# MLDataUtils.jl’s documentation¶

This package is designed to be the end-user facing front-end to all the data related functionality that is spread out across the JuliaML ecosystem. Most of the following sub-categories are covered by a single back-end package that is specialized on that specific problem. Consequently, if one of the following topics is of special interest to you, make sure to check out the corresponding documentation of that package.

## Where to begin?¶

If this is the first time you consider using MLDataUtils for your machine learning related experiments or packages, make sure to check out the “Getting Started” section; specifically “How to …?”, which lists some of most common scenarios and links to the appropriate places that should guide you on how to approach these scenarios using the functionality provided by this or other packages.

## Using MLDataUtils.jl¶

While the sole focus of the whole package is on data-related functionality, we can further divide the provided types and functions into a number of quite heterogeneous sub-categories.

### Label Encodings¶

In a classification setting, one usually treats the desired output variable (also called ground truths, or targets) as a discrete categorical variable.

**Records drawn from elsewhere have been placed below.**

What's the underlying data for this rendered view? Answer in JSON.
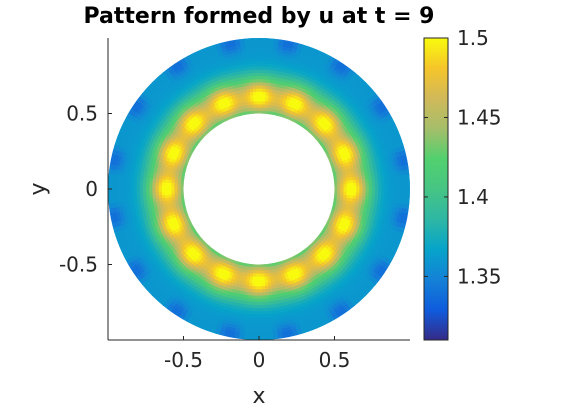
{
  "chart_data": {
    "type": "heatmap",
    "title": "Pattern formed by u at t = 9",
    "xlabel": "x",
    "ylabel": "y",
    "xlim": [
      -1,
      1
    ],
    "ylim": [
      -1,
      1
    ],
    "x_ticks": [
      "-0.5",
      "0",
      "0.5"
    ],
    "y_ticks": [
      "0.5",
      "0",
      "-0.5"
    ],
    "x_tick_values": [
      -0.5,
      0,
      0.5
    ],
    "y_tick_values": [
      0.5,
      0,
      -0.5
    ],
    "domain": {
      "shape": "annulus",
      "inner_radius": 0.5,
      "outer_radius": 1.0
    },
    "colorbar": {
      "colormap": "parula",
      "min": 1.31,
      "max": 1.5,
      "ticks": [
        "1.5",
        "1.45",
        "1.4",
        "1.35"
      ],
      "tick_values": [
        1.5,
        1.45,
        1.4,
        1.35
      ]
    },
    "field_description": {
      "inner_ring_peak_value": 1.49,
      "outer_edge_value": 1.36,
      "min_spot_value": 1.32,
      "angular_spots": 16
    },
    "grid": false,
    "colorbar_placement": "right"
  }
}
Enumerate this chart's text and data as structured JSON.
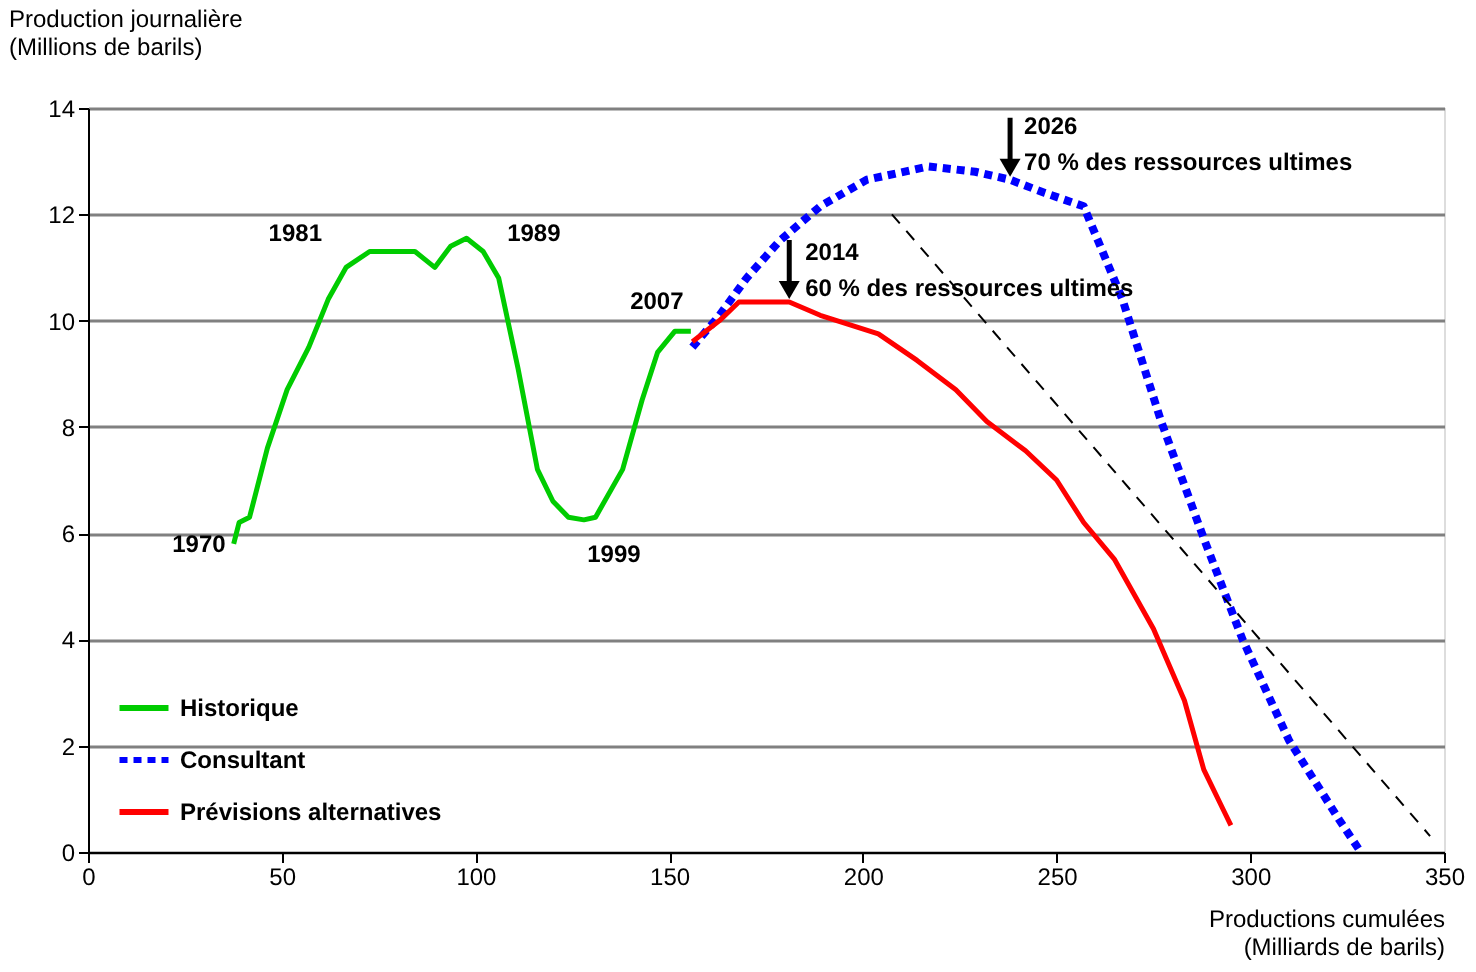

That is true even if the values themself are of numerical type, which they often are for practical reasons. This package provides various tools needed to deal with classification targets of arbitrary format. This includes asserting if the targets are of a desired encoding, inferring the concrete encoding the targets are in and how many classes they represent, and converting from their native encoding to the desired one.

### Data Access Pattern¶

Typical Machine Learning experiments require a lot of rather mundane but error prone data handling glue code. One particularly interesting category of data handling functionality are what we call data access pattern. These “pattern” include subsetting, resampling, iteration, and partitioning of various types of data sets. The functionality was designed around the key requirement of allowing any user-defined type to serve as a custom data source and/or access pattern in a first class manner. That said, there was also a lot of attention focused on first class support for those types that are most commonly employed to represent the data of interest, such as DataFrame and Array.

### Data Processing¶

This package contains a number of simple pre-processing strategies that are often applied for ML purposes, such as feature centering and rescaling.

### Data Generators¶

When studying learning algorithm or other ML related functionality, it is usually of high interest to empirically test the behaviour of the system under specific conditions. Generators can provide the means to fabricate artificial data sets that observe certain attributes, which can help to deepen the understanding of the system under investigation.

### Example Datasets¶

We provide a small number of toy datasets. These are mainly intended for didactic and testing purposes.